Como o nosso sistema tem sempre esse elemento autoritário, que é a medida provisória, o governo se mantém e o Congresso fica cada vez mais achatado. Ora, a população que o sistema político vem perdendo legitimidade a olhos vistos. Enquanto a economia foi bem, essa crise não foi percebida. Agora, quando a economia não vai bem e tudo balança, ela aparece. Quando a presidente propõe um plebiscito, por exemplo, a ideia não se segura um mês porque não foi costurada, nem discutida e nem está atrelada a uma agenda política verdadeira. Estamos nos aproximando de uma situação delicada. Uma coisa são as flutuações econômicas, outra coisa é a paralisação da administração e do sistema político. Isso gera a separação entre sociedade e governo.

O senhor diria que estamos indo nessa direção?
Sim, e corremos riscos. Um deles é a perda da capacidade de olhar o futuro e tomar decisões. Outro é o de provocar uma irritação popular incontrolável - e daí, como resolver? As demandas estão crescendo, o Estado não toma decisões, não entende que boa parte do que faz pode ser passado para o setor privado, e faltam lideranças. Eu diria que, hoje, não temos o que ensinar sobre democracia. Temos é que aprender. Por exemplo, como é que a democracia convive com as redes sociais? Isso não está claro. Falta ouvir mais, estudar mais e dar espaço para a criatividade. Não podemos dizer que um partido, o PT, seja o culpado por tudo o que estamos vivendo. Até porque tudo é mais grave do que isso.
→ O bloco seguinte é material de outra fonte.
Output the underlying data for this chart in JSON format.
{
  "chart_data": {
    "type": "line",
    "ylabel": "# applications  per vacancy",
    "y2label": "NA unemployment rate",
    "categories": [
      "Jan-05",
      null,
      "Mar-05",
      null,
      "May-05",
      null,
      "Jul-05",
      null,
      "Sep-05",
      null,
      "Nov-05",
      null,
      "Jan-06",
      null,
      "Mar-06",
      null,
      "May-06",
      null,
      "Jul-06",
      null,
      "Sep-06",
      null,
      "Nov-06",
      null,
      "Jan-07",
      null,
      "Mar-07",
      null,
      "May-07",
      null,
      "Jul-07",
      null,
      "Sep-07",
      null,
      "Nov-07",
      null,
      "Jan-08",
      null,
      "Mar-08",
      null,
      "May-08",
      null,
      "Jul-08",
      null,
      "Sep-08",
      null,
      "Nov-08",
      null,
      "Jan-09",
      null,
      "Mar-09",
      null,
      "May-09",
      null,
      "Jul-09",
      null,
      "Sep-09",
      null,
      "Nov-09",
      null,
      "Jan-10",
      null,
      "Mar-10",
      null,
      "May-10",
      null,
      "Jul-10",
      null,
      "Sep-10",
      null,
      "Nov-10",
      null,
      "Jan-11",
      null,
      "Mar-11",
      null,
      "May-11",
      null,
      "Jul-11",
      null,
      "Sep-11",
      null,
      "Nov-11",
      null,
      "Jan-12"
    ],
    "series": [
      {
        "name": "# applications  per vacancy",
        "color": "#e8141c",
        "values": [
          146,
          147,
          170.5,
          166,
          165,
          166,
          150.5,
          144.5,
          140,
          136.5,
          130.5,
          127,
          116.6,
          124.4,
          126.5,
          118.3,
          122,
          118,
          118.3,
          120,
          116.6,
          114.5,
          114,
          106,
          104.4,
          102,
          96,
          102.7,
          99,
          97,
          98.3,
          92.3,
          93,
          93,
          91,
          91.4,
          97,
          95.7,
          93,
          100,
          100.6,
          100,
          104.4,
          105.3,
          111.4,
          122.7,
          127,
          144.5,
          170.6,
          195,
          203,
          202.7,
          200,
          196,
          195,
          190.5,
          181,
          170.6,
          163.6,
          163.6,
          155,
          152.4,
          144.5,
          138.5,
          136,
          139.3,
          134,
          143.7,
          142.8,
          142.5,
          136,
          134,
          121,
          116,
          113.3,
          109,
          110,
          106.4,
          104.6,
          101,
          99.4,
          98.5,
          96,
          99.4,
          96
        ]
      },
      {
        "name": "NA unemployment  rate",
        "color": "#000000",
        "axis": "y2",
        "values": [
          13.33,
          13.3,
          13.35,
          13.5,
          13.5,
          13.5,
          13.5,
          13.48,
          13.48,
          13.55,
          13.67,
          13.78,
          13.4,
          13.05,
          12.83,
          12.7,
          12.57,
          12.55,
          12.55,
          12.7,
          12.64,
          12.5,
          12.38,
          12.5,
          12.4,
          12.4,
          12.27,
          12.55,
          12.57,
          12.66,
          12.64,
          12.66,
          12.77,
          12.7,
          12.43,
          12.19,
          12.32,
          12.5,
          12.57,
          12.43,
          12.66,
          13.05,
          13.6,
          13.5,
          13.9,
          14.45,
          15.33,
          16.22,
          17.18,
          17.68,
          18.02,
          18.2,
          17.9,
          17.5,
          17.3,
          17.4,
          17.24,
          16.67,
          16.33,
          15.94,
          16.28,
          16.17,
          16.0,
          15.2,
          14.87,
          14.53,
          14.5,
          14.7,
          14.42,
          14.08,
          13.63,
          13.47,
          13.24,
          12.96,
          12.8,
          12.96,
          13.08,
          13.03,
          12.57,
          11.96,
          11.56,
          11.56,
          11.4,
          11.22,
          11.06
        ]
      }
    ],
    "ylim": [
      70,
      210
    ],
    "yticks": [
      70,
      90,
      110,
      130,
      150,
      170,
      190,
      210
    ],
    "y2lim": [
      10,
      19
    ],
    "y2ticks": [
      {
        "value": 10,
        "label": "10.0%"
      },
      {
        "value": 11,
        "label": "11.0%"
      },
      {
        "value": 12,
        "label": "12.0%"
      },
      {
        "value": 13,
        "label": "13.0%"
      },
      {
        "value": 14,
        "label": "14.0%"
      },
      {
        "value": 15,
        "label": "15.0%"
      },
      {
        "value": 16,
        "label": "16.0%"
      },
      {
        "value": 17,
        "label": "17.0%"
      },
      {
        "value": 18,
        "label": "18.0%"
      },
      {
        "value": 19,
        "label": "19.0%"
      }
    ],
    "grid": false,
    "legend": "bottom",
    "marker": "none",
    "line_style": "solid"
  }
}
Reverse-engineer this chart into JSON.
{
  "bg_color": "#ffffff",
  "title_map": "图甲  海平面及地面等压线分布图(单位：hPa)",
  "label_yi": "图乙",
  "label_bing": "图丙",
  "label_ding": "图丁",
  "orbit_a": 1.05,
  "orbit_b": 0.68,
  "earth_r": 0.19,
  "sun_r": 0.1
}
Em que pese a animosidade atual entre o seu partido e o PT, lá trás o senhor determinou que se fizesse uma transição transparente do seu governo para o do presidente Lula, em 2002.
Lula reconheceu isso de público recentemente, falando a empresários em Ribeirão Preto. Decerto imaginou que eram favoráveis a mim... Lula sabe o que fiz. Sempre tive preocupação institucional, daí o cuidado em transferir o poder, fincando bons fundamentos. Uma coisa que sempre me irritou na vida foi me chamarem de "neoliberal", esse qualificativo que não vale nada. Meu governo foi o oposto ao neoliberalismo. Fizemos ajuste fiscal, estabelecemos regras para a economia, aumentamos o salário mínimo, tocamos a reforma agrária, os programas sociais, demos prioridade à educação....e, diante do que foi feito, os governos posteriores ao nosso puderam avançar. Mas hoje não se preocupam em dar sustentabilidade ao que se construiu. Na vida política brasileira falta pensamento, falta interconexão e, no fundo, no fundo, falta grandeza. Você não vê ninguém dizendo vamos juntar forças e melhorar o País. Você só vê gente dizendo vamos juntar forças para ganhar eleição. Muito bem, ganha e faz o que depois? Como é que vai ser governar em 2015? Eu não sei.